Essex Farm Note
Week 39, 2016
Stevie calved this week, a little bull. As with her previous calvings, Stevie’s udder swelled to the size and texture of one of the large carving pumpkins that was harvested this week. She has to swing her hind legs out to the side and around the enormous thing when she walks, despite twice-a-day applications of cooling peppermint liniment. All that swelling causes small blood vessels to rupture inside the udder. Anne texted me from the barn during milking, alarmed that Stevie’s colostrum was not the yellow-orange she expected but instead, brick red. “Disconcerting,” I wrote back, “but not pathological.” Jenny milked the next day, and nearly fainted at the sight of all that blood. Next milking, she considered wearing a helmet just in case she went down. Stevie will be right in a few days, and it will be wonderful to have her milk in the share. If this lactation is like her others, she’ll give most of her year’s production in the first ninety days, and then taper to a trickle. That’s fine with us, since now is when we really need it. We have one more cow to calve in the next week or so, and then a bit of a break. Our first artificially inseminated heifers will calve in March.
Meanwhile, the three heifer calves are healthy and beautiful in their paddock in the covered barnyard. They are starting to mouth a little bit of hay, even though their rumens won’t be developed enough to make use of it for quite a while.

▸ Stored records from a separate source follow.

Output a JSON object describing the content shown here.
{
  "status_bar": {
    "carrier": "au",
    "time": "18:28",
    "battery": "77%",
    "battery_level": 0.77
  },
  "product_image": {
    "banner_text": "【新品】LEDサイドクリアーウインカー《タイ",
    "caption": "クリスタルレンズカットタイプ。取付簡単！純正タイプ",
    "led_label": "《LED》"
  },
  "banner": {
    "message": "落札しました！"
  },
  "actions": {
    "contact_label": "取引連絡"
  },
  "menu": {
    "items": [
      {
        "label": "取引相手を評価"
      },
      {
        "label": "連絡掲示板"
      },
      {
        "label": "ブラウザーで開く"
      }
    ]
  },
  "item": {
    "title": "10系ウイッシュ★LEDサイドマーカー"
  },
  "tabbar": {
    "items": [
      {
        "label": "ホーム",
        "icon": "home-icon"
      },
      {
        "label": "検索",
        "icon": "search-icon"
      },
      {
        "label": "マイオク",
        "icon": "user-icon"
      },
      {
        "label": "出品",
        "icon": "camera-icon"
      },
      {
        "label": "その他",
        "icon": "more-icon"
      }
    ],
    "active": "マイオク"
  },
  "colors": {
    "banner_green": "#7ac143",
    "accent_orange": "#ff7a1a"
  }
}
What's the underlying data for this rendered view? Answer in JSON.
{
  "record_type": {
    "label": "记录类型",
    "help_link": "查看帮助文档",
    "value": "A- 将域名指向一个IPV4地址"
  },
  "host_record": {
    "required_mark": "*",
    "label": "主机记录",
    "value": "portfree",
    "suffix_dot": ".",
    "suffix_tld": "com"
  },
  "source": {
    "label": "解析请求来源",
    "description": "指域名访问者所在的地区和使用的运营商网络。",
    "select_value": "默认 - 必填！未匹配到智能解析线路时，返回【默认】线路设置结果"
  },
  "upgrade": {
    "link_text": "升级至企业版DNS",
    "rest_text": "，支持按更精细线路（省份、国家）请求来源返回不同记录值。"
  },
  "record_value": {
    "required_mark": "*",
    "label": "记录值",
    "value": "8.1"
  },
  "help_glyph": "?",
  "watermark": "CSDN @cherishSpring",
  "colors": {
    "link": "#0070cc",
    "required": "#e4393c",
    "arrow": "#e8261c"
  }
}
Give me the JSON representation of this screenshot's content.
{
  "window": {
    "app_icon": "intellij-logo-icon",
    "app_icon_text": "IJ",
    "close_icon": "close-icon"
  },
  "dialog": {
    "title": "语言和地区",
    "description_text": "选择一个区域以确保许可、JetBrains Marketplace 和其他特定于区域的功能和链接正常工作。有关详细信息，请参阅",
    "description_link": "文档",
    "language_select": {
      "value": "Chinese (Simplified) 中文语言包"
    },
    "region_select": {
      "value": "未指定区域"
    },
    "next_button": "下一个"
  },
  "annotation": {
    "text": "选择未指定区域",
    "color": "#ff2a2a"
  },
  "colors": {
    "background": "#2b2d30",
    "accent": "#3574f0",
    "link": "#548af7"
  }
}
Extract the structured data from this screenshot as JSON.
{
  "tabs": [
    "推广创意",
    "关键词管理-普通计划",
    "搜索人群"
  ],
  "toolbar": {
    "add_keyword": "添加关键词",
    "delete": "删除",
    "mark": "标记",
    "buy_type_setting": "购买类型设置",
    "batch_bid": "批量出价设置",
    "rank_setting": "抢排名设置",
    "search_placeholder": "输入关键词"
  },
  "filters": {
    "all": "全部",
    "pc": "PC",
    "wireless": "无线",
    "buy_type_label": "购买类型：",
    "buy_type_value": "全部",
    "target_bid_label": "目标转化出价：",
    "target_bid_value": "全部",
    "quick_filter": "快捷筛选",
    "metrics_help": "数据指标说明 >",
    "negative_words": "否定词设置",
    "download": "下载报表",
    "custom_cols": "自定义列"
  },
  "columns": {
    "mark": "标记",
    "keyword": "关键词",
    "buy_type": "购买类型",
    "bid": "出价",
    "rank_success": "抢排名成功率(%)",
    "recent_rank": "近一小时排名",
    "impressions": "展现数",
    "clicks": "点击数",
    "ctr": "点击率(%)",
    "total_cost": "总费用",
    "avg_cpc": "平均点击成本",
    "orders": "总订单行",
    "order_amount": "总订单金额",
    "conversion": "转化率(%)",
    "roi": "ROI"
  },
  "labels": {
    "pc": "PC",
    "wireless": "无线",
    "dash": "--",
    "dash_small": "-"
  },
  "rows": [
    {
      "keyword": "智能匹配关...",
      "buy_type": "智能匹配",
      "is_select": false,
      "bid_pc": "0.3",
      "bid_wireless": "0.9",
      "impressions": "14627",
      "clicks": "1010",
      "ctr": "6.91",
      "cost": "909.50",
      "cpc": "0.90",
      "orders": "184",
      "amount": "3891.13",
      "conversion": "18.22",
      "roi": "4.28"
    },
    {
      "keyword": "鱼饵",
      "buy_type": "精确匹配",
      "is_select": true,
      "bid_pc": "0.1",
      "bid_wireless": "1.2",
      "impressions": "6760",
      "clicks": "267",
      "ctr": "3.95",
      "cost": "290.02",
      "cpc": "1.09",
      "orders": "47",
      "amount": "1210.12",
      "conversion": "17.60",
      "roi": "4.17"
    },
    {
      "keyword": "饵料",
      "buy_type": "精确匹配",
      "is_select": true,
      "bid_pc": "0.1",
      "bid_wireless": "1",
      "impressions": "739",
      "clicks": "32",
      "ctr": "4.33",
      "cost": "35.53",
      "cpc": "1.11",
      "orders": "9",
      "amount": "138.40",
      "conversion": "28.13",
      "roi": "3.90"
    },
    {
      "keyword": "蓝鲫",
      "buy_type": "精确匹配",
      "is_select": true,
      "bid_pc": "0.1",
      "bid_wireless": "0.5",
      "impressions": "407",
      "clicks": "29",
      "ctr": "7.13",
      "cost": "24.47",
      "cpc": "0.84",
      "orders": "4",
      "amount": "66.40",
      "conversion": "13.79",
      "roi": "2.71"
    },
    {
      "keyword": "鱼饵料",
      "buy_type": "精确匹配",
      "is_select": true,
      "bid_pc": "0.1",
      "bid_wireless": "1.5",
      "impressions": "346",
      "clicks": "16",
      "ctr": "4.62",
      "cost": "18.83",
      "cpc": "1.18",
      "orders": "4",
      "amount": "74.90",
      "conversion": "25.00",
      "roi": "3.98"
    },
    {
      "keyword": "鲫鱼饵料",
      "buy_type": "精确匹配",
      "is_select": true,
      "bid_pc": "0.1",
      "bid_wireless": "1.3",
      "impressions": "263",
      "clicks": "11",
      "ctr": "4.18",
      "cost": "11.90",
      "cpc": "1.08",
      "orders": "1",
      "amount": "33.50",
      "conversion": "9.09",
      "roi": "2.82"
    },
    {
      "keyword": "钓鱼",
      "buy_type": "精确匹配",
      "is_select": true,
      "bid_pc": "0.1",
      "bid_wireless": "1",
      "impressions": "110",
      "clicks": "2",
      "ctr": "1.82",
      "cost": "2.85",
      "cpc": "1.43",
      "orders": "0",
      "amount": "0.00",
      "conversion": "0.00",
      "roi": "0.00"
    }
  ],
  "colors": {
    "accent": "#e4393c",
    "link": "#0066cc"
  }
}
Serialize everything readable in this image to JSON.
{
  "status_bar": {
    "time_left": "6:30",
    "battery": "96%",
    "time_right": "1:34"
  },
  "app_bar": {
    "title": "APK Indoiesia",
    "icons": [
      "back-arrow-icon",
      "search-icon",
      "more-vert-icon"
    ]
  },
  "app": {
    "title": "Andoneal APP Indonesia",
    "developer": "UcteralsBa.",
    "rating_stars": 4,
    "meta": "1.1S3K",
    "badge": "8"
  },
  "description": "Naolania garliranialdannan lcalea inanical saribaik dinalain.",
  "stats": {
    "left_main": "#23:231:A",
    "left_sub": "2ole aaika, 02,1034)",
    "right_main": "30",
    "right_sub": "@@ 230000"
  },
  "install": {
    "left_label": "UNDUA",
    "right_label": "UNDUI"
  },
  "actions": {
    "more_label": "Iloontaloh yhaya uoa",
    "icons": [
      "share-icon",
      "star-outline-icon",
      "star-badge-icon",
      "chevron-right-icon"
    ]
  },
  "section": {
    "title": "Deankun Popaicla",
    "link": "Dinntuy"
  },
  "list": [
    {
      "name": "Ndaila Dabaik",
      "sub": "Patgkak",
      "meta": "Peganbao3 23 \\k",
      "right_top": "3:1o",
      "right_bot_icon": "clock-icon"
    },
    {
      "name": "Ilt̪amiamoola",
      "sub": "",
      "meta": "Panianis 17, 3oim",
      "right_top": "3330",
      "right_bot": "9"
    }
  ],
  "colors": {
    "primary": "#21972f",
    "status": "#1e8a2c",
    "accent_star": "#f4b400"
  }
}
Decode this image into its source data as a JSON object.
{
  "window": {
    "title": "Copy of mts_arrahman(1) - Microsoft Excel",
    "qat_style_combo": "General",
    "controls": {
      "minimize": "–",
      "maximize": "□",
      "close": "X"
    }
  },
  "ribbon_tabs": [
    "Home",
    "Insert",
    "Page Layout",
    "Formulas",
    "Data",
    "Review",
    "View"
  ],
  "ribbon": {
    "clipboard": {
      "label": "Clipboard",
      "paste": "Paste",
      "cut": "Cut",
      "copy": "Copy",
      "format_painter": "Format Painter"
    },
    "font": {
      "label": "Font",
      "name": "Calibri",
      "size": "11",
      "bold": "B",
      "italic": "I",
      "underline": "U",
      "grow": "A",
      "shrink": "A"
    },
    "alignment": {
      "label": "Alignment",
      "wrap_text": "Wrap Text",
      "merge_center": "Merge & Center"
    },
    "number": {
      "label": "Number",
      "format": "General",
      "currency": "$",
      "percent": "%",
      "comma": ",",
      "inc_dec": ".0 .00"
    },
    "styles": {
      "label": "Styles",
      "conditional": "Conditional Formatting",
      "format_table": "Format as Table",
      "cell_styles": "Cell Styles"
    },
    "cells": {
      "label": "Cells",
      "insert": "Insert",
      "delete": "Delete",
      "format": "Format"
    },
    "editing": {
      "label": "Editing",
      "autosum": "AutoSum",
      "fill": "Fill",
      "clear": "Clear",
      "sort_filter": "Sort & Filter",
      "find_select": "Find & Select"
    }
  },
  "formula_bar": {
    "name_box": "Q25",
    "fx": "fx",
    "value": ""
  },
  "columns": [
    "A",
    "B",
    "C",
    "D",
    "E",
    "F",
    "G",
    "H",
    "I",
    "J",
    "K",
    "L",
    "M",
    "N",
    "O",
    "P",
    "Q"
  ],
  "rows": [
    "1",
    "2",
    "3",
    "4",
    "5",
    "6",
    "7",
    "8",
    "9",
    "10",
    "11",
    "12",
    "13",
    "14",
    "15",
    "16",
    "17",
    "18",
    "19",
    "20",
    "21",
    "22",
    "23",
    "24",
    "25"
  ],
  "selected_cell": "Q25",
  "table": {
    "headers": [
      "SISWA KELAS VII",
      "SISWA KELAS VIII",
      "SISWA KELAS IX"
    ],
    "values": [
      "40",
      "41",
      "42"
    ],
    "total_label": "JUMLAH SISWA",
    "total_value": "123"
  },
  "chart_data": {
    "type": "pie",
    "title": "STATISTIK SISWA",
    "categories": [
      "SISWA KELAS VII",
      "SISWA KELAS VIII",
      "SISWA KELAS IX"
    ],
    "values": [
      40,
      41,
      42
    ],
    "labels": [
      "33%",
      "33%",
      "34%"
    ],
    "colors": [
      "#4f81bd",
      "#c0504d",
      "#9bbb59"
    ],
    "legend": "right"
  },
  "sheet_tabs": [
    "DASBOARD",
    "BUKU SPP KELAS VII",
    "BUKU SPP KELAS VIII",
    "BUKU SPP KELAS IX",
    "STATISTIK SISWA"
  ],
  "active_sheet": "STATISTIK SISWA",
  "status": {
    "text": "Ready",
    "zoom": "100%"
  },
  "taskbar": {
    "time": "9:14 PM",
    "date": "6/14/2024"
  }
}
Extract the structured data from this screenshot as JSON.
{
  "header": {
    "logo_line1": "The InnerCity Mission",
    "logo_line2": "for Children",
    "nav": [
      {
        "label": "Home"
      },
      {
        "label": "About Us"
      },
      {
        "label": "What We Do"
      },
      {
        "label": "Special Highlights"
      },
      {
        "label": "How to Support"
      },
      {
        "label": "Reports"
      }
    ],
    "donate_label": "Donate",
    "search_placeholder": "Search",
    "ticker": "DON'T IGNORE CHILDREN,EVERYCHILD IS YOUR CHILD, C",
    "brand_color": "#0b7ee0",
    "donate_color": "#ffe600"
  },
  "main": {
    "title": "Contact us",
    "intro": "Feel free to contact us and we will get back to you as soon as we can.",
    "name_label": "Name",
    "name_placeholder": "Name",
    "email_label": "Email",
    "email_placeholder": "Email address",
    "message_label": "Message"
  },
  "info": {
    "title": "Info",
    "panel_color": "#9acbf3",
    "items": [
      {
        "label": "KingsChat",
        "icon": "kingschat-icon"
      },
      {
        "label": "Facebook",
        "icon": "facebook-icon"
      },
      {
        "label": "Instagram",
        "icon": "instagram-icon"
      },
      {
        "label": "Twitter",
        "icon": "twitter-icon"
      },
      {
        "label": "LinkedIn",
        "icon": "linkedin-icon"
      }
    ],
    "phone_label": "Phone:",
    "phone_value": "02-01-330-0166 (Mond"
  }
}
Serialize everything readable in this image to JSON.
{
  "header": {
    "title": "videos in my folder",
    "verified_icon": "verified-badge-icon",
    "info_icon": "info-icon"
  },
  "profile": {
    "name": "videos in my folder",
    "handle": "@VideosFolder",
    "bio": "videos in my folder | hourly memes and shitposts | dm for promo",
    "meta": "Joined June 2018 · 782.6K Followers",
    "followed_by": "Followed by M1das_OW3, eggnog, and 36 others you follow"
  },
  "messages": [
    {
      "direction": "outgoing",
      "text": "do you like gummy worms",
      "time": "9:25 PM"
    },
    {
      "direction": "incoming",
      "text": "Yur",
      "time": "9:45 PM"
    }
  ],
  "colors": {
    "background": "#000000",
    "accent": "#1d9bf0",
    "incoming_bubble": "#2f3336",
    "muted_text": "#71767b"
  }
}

In other baby news, Charlotte has been getting ready for piglets. The first five sows are in their pens in the west barn. They are in good lean condition after their summer on pasture, and just beginning to bag up. Charlotte wants to try farrowing them in their stalls, then moving them to a community pasture when the piglets are about a week old.
The spring pigs have reached slaughter weight, so we are preparing for pork. Doesn’t that feel right, just as the weather turns crisp? These pigs were raised outside, on organic grain, pasture, cover crops and skim milk. They should taste as good as pork can taste. We will also have some Jersey beef in the share this week, and in the weeks to come. The Jersey breed doesn’t metabolize beta carotene the same way other breeds do, which is why their cream – and also their body fat – is golden instead of white. You might notice a streak of yellow-gold in the ground beef, stew beef or roasts. It doesn’t change the taste, and beta carotene is good for you.
All that space spent on animals, when some of the biggest news of the week comes from vegetables. The winter squash are in, a bumper crop, and gorgeous. The cauliflower is the best we’ve had – snow-white, sweet, delicious. I have been lacto-fermenting all sorts of things, but my favorite, so far, is the pastel-fleshed elongated Asian radish, sliced into rounds, and pickled in brine just the saltiness of seawater, with a little garlic, ginger and hot pepper. I have been eating them with every meal, and sometimes in between. And that is the news from Essex Farm for this suddenly-colorful 39th week of 2016.